Response to Metabolic Dysfunction in Primary Aldosteronism
We appreciate the editorial comments by Pimenta and Calhoun1 and the correspondence by Sechi et al2 on our work. Attempts to clarify the discrepancies between available studies on the metabolic effects of hyperaldosteronism are welcome. Indeed, our results challenge the prevailing hypothesis that primary aldosteronism (PA) is associated with clinically meaningful metabolic consequences.3 Pimenta and Calhoun1 appropriately point out several limitations that may threaten the validity of our study. On the other hand and in keeping with our data, Sechi et al2 summarize evidence indicating similar levels of insulin resistance in PA and essential hypertension (EH).
Pimenta and Calhoun1 call attention to the retrospective nature of our study. However, it is unlikely to have biased our results, because we analyzed quantitative variables that were objectively and prospectively measured during routine clinical care with very few missing data. As with other studies on the metabolic effects of hyperaldosteronism, however, some issues arise regarding the definition of cases with PA and the choice of controls.
In our institution, we waive suppression tests to confirm PA in patients with a high aldosterone:renin ratio and instead rely on high concentrations of plasma or urine aldosterone. The rationale of this approach has been discussed recently.4 Despite guidelines advocacy, the diagnostic value of suppression tests is not well established, and the best studies only indicate moderate accuracy.5 Moreover, our results were also negative in the large subgroup of patients with lateralized aldosterone hypersecretion, in whom the diagnosis of PA is well established.

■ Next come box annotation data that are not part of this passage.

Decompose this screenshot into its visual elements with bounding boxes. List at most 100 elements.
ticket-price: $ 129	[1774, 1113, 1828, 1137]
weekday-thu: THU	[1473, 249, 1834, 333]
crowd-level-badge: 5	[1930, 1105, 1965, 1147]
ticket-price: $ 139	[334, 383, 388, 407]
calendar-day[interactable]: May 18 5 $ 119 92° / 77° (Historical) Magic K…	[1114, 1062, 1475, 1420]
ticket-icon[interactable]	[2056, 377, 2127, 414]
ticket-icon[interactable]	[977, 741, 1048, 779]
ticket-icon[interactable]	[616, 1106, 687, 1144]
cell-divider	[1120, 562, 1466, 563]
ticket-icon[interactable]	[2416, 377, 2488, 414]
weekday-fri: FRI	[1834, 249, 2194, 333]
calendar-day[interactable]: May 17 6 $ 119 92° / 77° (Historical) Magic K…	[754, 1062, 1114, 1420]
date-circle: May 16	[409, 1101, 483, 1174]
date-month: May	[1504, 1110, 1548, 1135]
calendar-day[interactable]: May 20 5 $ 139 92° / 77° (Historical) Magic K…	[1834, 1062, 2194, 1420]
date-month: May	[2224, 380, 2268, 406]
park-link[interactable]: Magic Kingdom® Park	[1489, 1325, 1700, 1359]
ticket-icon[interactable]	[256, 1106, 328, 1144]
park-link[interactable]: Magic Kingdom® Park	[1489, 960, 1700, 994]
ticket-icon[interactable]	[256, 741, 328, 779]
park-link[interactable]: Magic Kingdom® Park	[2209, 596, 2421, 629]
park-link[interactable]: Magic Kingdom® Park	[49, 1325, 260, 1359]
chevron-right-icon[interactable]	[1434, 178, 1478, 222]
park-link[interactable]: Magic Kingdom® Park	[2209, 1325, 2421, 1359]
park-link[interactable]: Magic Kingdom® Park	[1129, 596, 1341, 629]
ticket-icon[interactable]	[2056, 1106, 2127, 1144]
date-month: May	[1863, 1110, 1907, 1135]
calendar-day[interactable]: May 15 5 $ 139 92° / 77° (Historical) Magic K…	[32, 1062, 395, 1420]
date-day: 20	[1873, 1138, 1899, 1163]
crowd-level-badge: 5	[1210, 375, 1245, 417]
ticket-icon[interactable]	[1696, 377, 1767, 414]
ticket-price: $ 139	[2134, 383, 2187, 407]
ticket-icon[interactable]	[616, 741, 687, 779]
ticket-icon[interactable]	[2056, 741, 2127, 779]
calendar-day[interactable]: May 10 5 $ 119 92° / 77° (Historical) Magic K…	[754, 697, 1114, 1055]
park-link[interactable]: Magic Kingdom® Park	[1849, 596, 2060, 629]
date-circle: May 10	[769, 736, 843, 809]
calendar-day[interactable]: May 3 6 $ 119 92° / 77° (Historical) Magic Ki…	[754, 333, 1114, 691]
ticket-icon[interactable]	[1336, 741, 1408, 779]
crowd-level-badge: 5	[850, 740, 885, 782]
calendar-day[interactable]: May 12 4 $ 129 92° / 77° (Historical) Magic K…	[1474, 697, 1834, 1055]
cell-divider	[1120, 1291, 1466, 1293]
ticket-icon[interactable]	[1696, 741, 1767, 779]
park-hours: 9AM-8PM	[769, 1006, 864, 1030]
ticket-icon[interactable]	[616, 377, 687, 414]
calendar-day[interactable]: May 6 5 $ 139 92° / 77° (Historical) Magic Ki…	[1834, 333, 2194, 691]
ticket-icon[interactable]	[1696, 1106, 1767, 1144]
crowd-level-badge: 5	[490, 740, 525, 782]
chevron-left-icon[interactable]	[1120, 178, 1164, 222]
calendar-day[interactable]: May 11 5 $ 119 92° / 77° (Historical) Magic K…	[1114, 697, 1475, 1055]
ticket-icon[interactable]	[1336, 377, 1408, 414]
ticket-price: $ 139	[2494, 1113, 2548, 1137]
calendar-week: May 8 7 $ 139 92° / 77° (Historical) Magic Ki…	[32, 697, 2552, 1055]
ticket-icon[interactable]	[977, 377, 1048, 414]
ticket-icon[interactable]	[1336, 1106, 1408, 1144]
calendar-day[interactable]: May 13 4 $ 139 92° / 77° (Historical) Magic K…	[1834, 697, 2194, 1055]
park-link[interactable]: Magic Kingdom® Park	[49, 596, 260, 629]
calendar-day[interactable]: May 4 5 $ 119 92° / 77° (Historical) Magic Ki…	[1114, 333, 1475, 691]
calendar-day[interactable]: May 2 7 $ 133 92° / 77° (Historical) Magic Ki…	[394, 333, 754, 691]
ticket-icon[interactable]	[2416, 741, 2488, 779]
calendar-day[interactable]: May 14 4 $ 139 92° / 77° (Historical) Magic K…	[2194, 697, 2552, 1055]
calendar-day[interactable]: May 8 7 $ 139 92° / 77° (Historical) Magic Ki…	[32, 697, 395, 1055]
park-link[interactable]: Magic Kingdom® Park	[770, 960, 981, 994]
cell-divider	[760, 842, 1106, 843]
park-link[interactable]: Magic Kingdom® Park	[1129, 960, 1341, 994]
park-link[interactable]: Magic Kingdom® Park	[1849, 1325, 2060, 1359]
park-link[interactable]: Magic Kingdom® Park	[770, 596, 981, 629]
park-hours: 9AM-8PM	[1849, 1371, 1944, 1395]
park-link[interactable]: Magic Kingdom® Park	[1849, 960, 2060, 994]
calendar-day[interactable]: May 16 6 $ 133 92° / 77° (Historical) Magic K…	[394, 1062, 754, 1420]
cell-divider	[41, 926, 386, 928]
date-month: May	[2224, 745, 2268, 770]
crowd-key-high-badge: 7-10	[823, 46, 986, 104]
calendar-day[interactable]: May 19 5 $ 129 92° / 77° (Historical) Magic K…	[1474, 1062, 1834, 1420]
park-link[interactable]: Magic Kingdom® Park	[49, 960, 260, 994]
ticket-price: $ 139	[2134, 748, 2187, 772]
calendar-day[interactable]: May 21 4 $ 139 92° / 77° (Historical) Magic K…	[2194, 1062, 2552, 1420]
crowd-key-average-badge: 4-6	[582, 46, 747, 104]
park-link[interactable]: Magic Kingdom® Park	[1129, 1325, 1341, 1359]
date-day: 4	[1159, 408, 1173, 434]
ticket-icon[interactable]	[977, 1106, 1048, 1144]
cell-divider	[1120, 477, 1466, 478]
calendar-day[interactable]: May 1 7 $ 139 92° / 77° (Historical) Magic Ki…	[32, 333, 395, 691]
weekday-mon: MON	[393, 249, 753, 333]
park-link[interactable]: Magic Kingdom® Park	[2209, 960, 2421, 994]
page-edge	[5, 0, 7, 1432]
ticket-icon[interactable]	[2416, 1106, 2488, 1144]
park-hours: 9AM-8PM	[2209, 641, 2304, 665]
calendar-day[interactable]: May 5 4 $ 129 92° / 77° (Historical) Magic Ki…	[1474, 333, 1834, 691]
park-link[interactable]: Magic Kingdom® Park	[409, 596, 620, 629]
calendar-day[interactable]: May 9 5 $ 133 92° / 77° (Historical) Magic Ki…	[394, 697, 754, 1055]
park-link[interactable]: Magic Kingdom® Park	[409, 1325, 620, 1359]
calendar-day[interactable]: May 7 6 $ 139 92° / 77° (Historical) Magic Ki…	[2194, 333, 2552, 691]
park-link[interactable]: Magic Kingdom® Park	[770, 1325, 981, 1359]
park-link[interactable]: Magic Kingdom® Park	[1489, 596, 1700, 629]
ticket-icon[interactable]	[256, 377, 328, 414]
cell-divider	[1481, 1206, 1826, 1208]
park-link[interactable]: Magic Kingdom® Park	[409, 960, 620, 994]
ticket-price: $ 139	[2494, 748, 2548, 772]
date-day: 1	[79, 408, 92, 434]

The only controls available for our study were patients with EH. Therefore, we cautiously concluded that there was no clinically apparent excess of metabolic disturbances in PA compared with EH. The lack of change in plasma glucose and serum lipids after adrenalectomy in patients with lateralized PA makes an additional point, although the follow-up interval was rather short (median time: 28 weeks).
Taken with the evidence mentioned by Sechi et al,2 our results argue against a clinically significant difference in insulin resistance between patients with PA and otherwise similar patients with EH. We agree that these findings do not definitely preclude metabolic effects of aldosterone. Such effects are still suggested by the different metabolic profile of patients with PA and of normotensive subjects and by some studies showing an association between higher levels of aldosterone and metabolic disturbances in patients with PA or in patients with EH. However, association is not causation, and it remains to be elucidated why large differences in aldosterone levels do not translate into metabolic differences between patients with PA and patients with EH.
Pimenta E, Calhoun DA. Aldosterone and metabolic dysfunction: an unresolved issue. Hypertension. 2009; 53: 585–586.
Sechi LA, Colussi G, Catena C. Metabolic dysfunction in primary aldosteronism. Hypertension. 2009; 53: e37.
Matrozova J, Steichen O, Amar L, Zacharieva S, Jeunemaitre X, Plouin PF. Fasting plasma glucose and serum lipids in patients with primary aldosteronism: a controlled cross-sectional study. Hypertension. 2009; 53: 605–610.
Plouin PF. About an epidemic of primary aldosteronism. Hypertension. 2008; 51: e6.
Rossi GP, Belfiore A, Bernini G, Desideri G, Fabris B, Ferri C, Giacchetti G, Letizia C, Maccario M, Mallamaci F, Mannelli M, Palumbo G, Rizzoni D, Rossi E, Agabiti-Rosei E, Pessina AC, Mantero F, for the Primary Aldosteronism Prevalence in Italy Study Investigators. Comparison of the captopril and the saline infusion test for excluding aldosterone-producing adenoma. Hypertension. 2007; 50: 424–431.